Todos eles soltam estrondosas risadas. Ainda mais alto que o som vindo da caixa de som. 
Imagino a cena na cabeça enquanto vejo a tiazinha indo até o chão, deliro e meu pau vaza na calça.
- Este menino é novo, mas entende muito das coisas! – Um deles me abraça, muito bêbado. 
- É isso aí, porra!
- Moleque esperto!
Não me reconheço mais, porém também nunca senti que eu tivesse identidade. Sempre fui ninguém, nunca um alguém. Sinto essa nova identidade me consumir como um espírito.
- Bora brindar mais, vamos beber até o bar fechar!
O dono do bar escutando isso traz mais bebida, se empolga com nossa embriaguez e entra para a rodinha. 

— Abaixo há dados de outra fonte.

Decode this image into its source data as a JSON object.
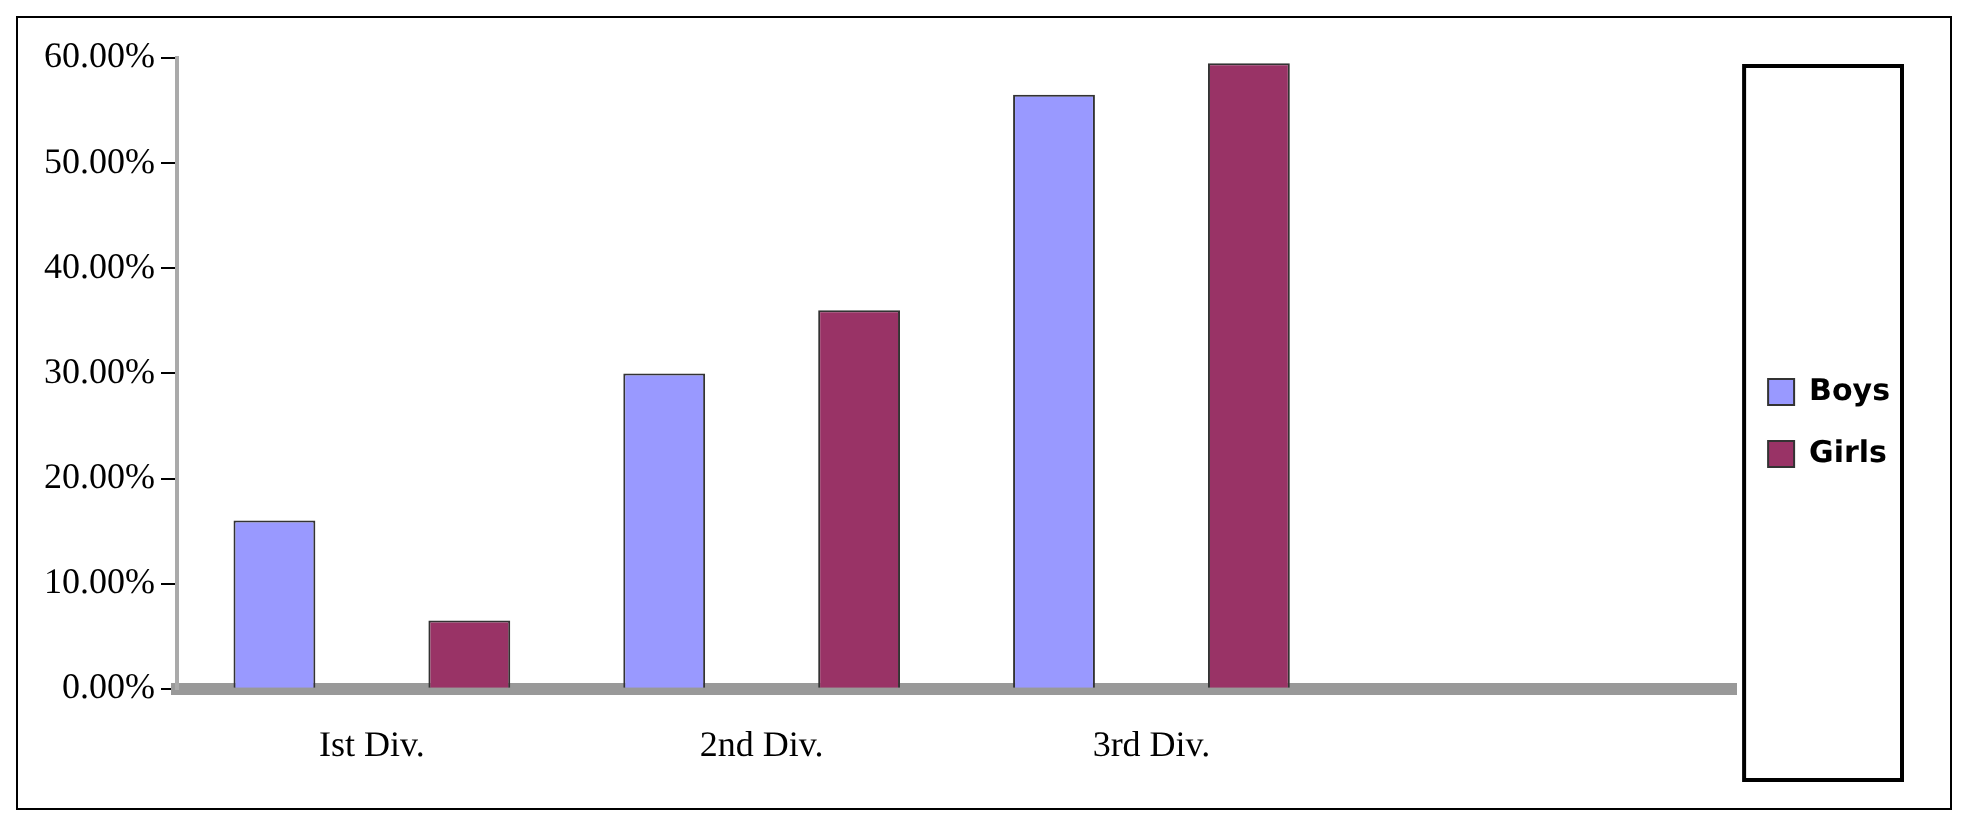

É tão fácil, estava bem na minha cara. Para acabar com meu sofrimento individual, bastava eu virar outra pessoa. Finalmente consegui. Sinto como se houvesse me libertado das correntes invisíveis que me prendiam ao passado e a mim mesmo. A sensação de renovação é quase eufórica, 

Todos riem e se divertem.
Por hoje, pela primeira vez, sou alguém.
Levanto o balde de cerveja como um atleta que exibe sua medalha.